# My 300-6 trys to run after i shut it off...



## bfraze99 (Sep 9, 2001)

I just got this truk an 82' F250 with the 300 in it when i test drove it everything was cool... It runs great LOTS of power.. I drove it home which was a little longer than my test drive and when i shut it of it still tried to run.. Something i should look for off the bat?? Before i go out and hit my head into the wall a few times and swear alot! Thanks guys!



Brandon


----------



## plowjockey (Dec 3, 2000)

This kind of problem usually is a result of one of several things. Either your timing is a little off, which is easily checked, or you have the idle set too high. Sometimes if the engine is running a little hot (did you check the temperature gauge?) this will also cause this reaction. One other thing could be that the fuel is of too low an octane rating. The problem is not the end of the world or even a reason to bang the proverbial head against the wall. The solution is most commonly a simple one.

Good luck

Bruce


----------



## 2401 (Feb 3, 2001)

Bruce is right about possible causes of the problem (often referred to as "run-on" or "dieseling", to add to that info I would suggest changing one thing at a time (eg, check & set timing, test it out, if that doesn't cure the problem check & set idle speed, test it out.....) so that you will know what the cause of the problem was.

If you change everything and the problem goes away, that's good - but you won't know for sure what the cause was in the first place.

Also, get the problem dealt with ASAP, because run-on like that is hard on an engine.


----------



## bfraze99 (Sep 9, 2001)

Thanks guys i was thinking about the timing being advanced to far... ill check it out... The temp was fine... on the guage, but then who knows... it has a new thermostat and sender in it... guess ill have to get a new guage just to make sure.. thanks guys. Also mabey i have another question tho... I have a 92 ranger with the 2.3L 8 spark plugs... eshh... well anyways, It surges when im excellerating, thought mabey it was the clutch starting to slip... took it to the tranny man he said no... needs a tune up. so changed plugs and wires... runs much better but i still get a surging when i excellerate.. other than that she idles smooth and starts great. and runs down the read good... could it be a clogged fuel filter mabey... guess i chould change it anyways... 80000 miles on it.

Thanks for you info.

Brandon


----------



## plowjockey (Dec 3, 2000)

Brandon

If you either run it low on gas a lot or buy from real cut-rate places it will sometimes clog them up.

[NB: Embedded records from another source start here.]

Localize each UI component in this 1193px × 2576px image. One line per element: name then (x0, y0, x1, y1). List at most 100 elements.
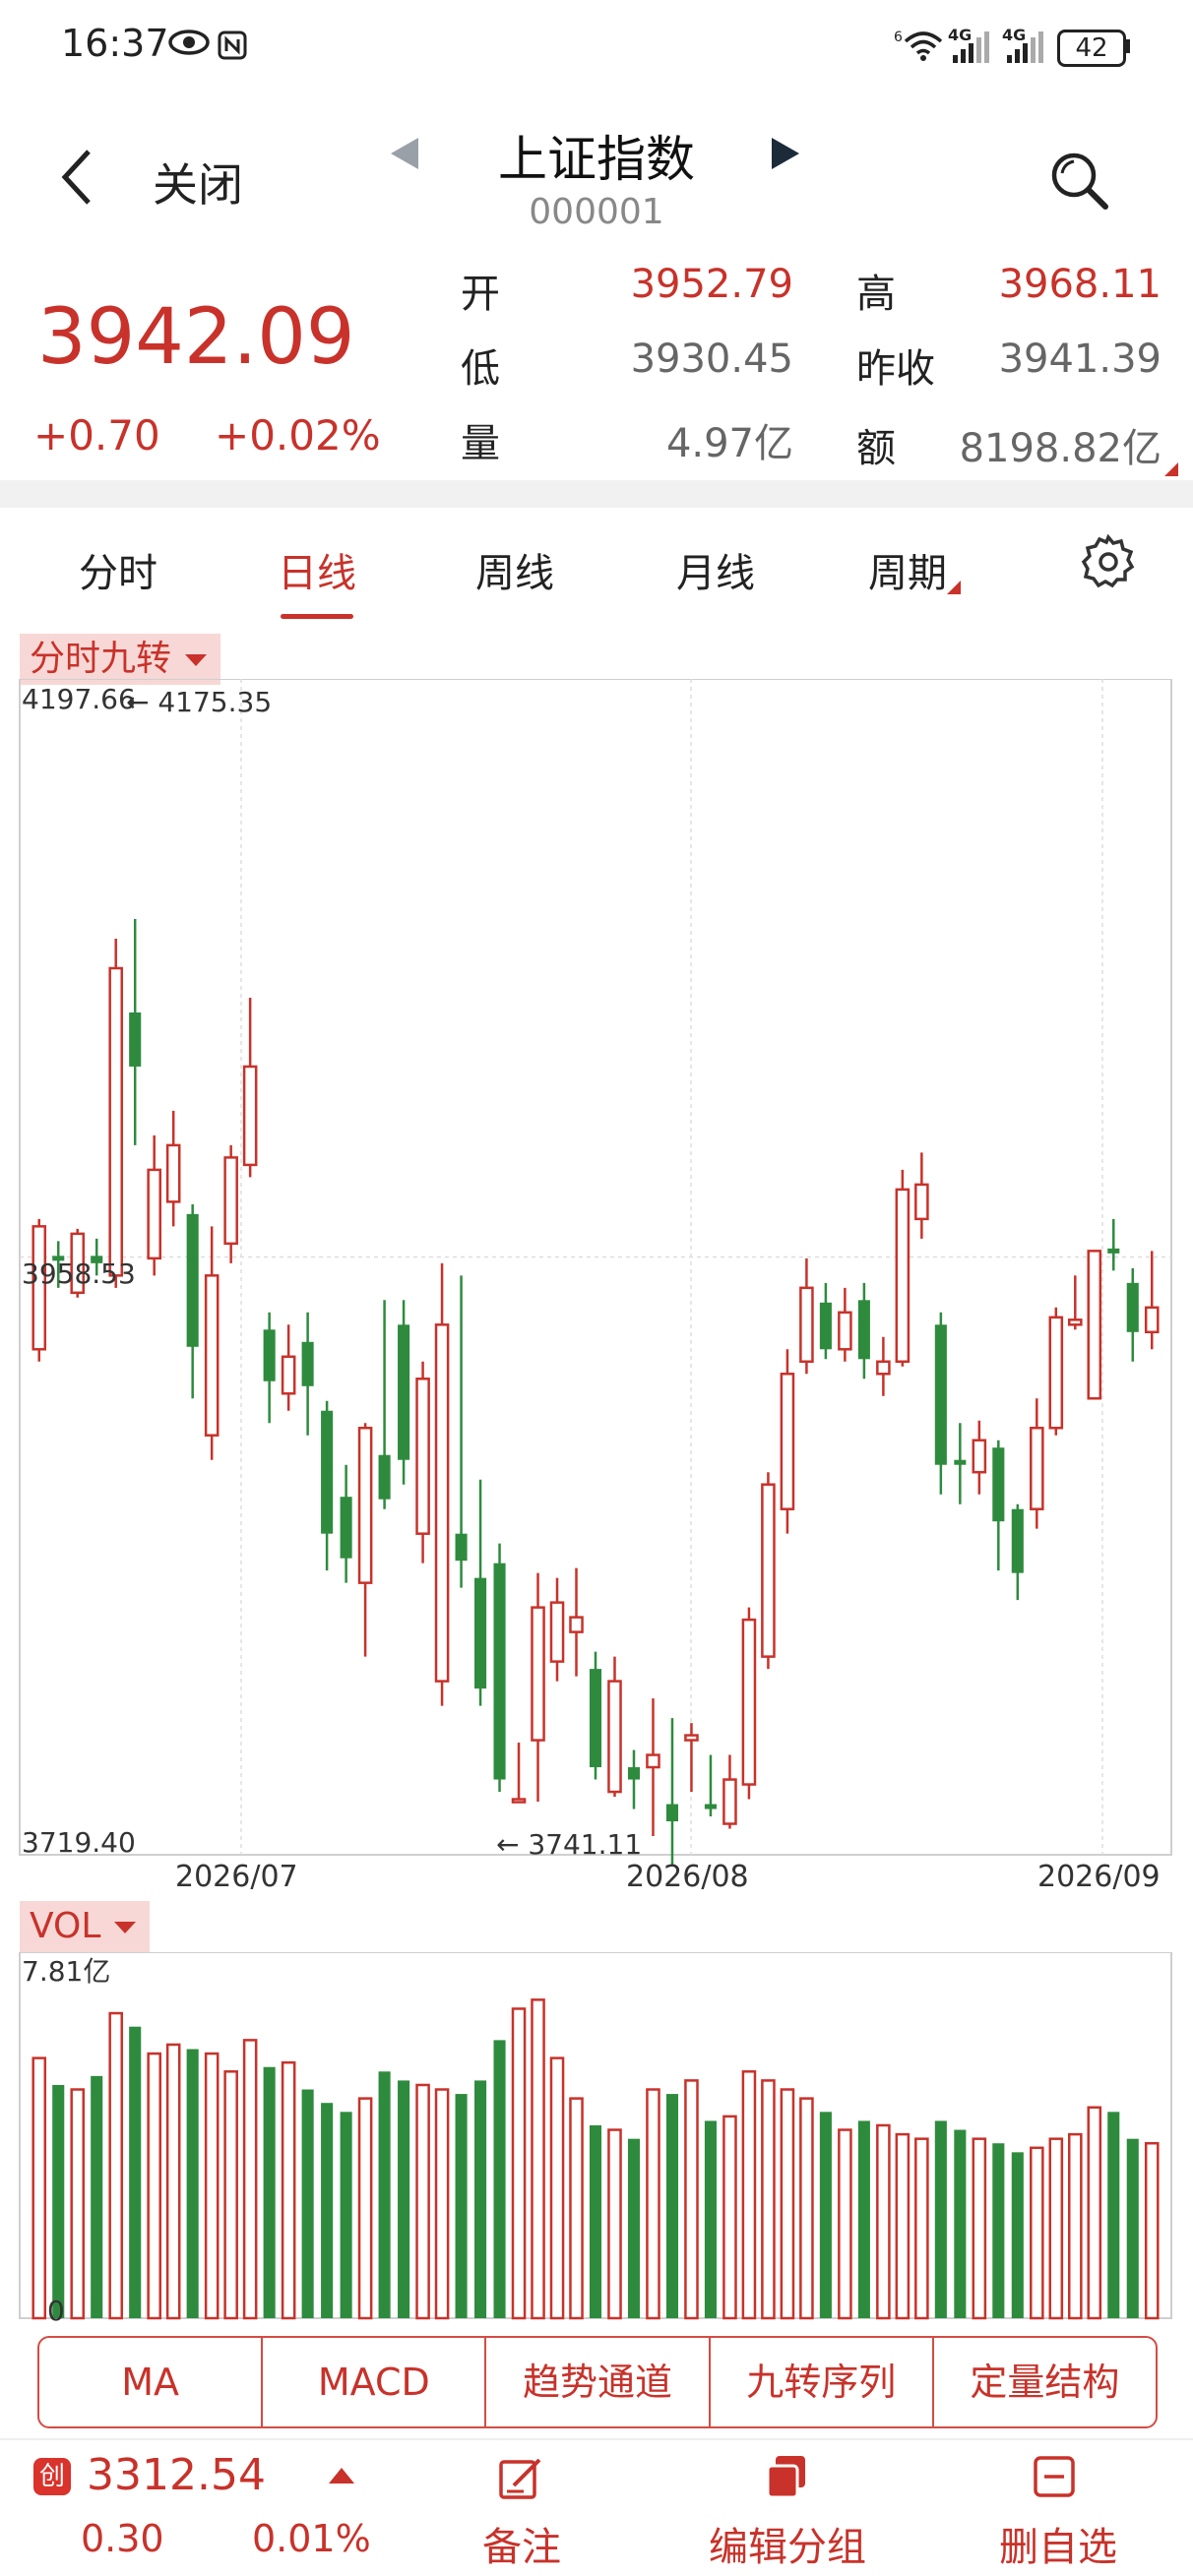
section-divider (0, 480, 1193, 508)
tab-intraday[interactable]: 分时 (79, 551, 157, 596)
nine-turn-sequence-button[interactable]: 九转序列 (711, 2338, 934, 2426)
volume-bar (91, 2075, 103, 2318)
trend-channel-button[interactable]: 趋势通道 (486, 2338, 711, 2426)
quant-structure-button[interactable]: 定量结构 (970, 2361, 1120, 2404)
volume-bar (838, 2128, 852, 2320)
candle-body (684, 1734, 699, 1742)
settings-icon[interactable] (1079, 531, 1138, 594)
ma-button[interactable]: MA (39, 2338, 264, 2426)
status-bar: 16:37 6 4G 4G 42 (0, 0, 1193, 98)
volume-bar (761, 2079, 776, 2320)
candle-body (434, 1323, 450, 1683)
candle-body (511, 1798, 527, 1804)
volume-bar (819, 2112, 832, 2318)
volume-bar (1030, 2146, 1044, 2320)
back-icon[interactable] (59, 148, 94, 211)
prev-stock-icon[interactable] (389, 136, 422, 175)
candle-body (147, 1168, 161, 1260)
volume-bar (972, 2137, 987, 2320)
candlestick-chart[interactable] (0, 679, 1193, 1909)
candle-body (340, 1497, 352, 1559)
main-indicator-selector[interactable]: 分时九转 (20, 634, 221, 685)
field-label-prev-close: 昨收 (856, 346, 935, 392)
volume-bar (589, 2124, 602, 2318)
candle-body (129, 1012, 142, 1067)
volume-bar (549, 2056, 565, 2320)
volume-bar (1126, 2138, 1139, 2318)
volume-bar (301, 2089, 314, 2318)
macd-button[interactable]: MACD (263, 2338, 487, 2426)
candle-body (357, 1426, 373, 1584)
note-icon[interactable] (496, 2454, 545, 2507)
volume-bar (263, 2066, 276, 2318)
candle-body (242, 1065, 258, 1167)
field-label-low: 低 (461, 346, 500, 392)
candle-body (415, 1378, 430, 1535)
volume-bar (321, 2103, 334, 2318)
candle-body (914, 1183, 929, 1221)
high-marker-label: ← 4175.35 (126, 686, 273, 718)
volume-bar (876, 2123, 891, 2320)
active-tab-indicator (281, 614, 353, 619)
date-label-sep: 2026/09 (1037, 1860, 1161, 1894)
edit-group-button[interactable]: 编辑分组 (709, 2525, 866, 2570)
volume-bar (531, 1998, 545, 2320)
candle-body (1067, 1319, 1083, 1326)
period-dropdown-corner (947, 581, 961, 594)
next-stock-icon[interactable] (768, 136, 801, 175)
volume-bar (1087, 2106, 1102, 2320)
vol-indicator-selector[interactable]: VOL (20, 1901, 151, 1952)
volume-bar (281, 2060, 296, 2320)
remove-watchlist-button[interactable]: 删自选 (999, 2525, 1117, 2570)
volume-bar (129, 2026, 142, 2318)
battery-tip (1125, 39, 1130, 53)
y-axis-bottom-label: 3719.40 (22, 1826, 136, 1859)
volume-bar (31, 2056, 47, 2320)
candle-body (31, 1225, 47, 1351)
volume-bar (1144, 2141, 1160, 2320)
field-label-high: 高 (856, 272, 896, 317)
page-title: 上证指数 (498, 131, 695, 188)
y-axis-top-label: 4197.66 (22, 683, 136, 715)
candle-body (1107, 1248, 1120, 1254)
candle-body (780, 1373, 795, 1510)
candle-body (895, 1188, 910, 1364)
volume-bar (1011, 2152, 1024, 2318)
up-arrow-icon (327, 2466, 356, 2489)
dropdown-caret-icon (185, 654, 208, 666)
volume-bar (493, 2040, 506, 2318)
volume-bar (242, 2039, 258, 2320)
volume-bar (474, 2080, 487, 2318)
footer-index-change: 0.30 (81, 2517, 164, 2560)
volume-chart[interactable] (0, 1952, 1193, 2326)
footer-index-value[interactable]: 3312.54 (87, 2450, 266, 2500)
field-value-prev-close: 3941.39 (998, 337, 1162, 382)
tab-daily[interactable]: 日线 (278, 551, 356, 596)
tab-period[interactable]: 周期 (868, 551, 947, 596)
volume-bar (52, 2084, 65, 2318)
footer-bar: 创 3312.54 0.30 0.01% 备注 编辑分组 删自选 (0, 2438, 1193, 2576)
candle-body (819, 1302, 832, 1350)
candle-body (934, 1324, 947, 1465)
tab-weekly[interactable]: 周线 (475, 551, 554, 596)
note-button[interactable]: 备注 (482, 2525, 561, 2570)
volume-bar (223, 2070, 238, 2320)
expand-corner-icon[interactable] (1164, 462, 1178, 476)
volume-bar (511, 2007, 527, 2320)
candle-body (972, 1439, 987, 1474)
price-change-pct: +0.02% (215, 411, 381, 460)
edit-group-icon[interactable] (764, 2452, 811, 2505)
search-icon[interactable] (1048, 150, 1109, 215)
volume-bar (665, 2094, 679, 2318)
close-button[interactable]: 关闭 (153, 158, 243, 212)
quote-panel: 3942.09 +0.70 +0.02% 开 3952.79 高 3968.11… (0, 254, 1193, 480)
chart-frame (19, 679, 1172, 1856)
candle-body (1030, 1426, 1044, 1510)
volume-bar (934, 2120, 947, 2318)
price-change: +0.70 (33, 411, 160, 460)
volume-bar (434, 2088, 450, 2320)
tab-monthly[interactable]: 月线 (676, 551, 755, 596)
stock-code: 000001 (529, 192, 664, 232)
volume-bar (398, 2080, 410, 2318)
remove-watchlist-icon[interactable] (1032, 2454, 1077, 2503)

At 80,000 sometimes they are just starting to deteriorate. (the fuel filter that is)

Bruce


----------



## Toecutter (Sep 23, 2001)

*8 plugs ona 2.3*

Ahhh yes, Ford and their little ways of rigging up an emissions system....

My little sisters Boyfriend had a late 80's Ranger with a 2.3....couldn't figure why it had 2 sets of plugs...finally found that it was an emmissions thing.....

Something extra to spend money on....

Phil


----------



## John DiMartino (Jan 22, 2000)

Brandon,Bruce,and the others already gave you the right advice,the only thing id like to add is I have seen carbon build up cause run on,the hot spots in the combustion chamber glow,and act as a spark plug after you shut it down.If the other things dont cure it,try some top engine cleaner,I like seafoam the best,but any brand should work,id use it a few times,see if it improves.Water injection is another option,it will clean the chambers spotless over time,good luck.


----------



## plowjockey (Dec 3, 2000)

Now there's a real "spark" of a thought. John, I'm impressed I never even would have thought about the carbon doing that but it sure makes sense.

Bruce


----------



## Toecutter (Sep 23, 2001)

*SEAFOAM!!!!*

Yes! Definitely use the Seafoam....It really improves on your emissions too if you have testing in your state....

Good Luck!
Phil


----------



## John DiMartino (Jan 22, 2000)

Plow Jockey,I have heard motors run,that i thought were junk,sounded like a rod bearing went out,it was carbon knock,carbon gets so bad the carbon on the head hits the piston wheile its running.Talk about high compression.Carbon problems creap up slowly,they are hard to trace because of that,The 300 I 6 sounds like it has carbon build up to me,but it may just be idling to high.


----------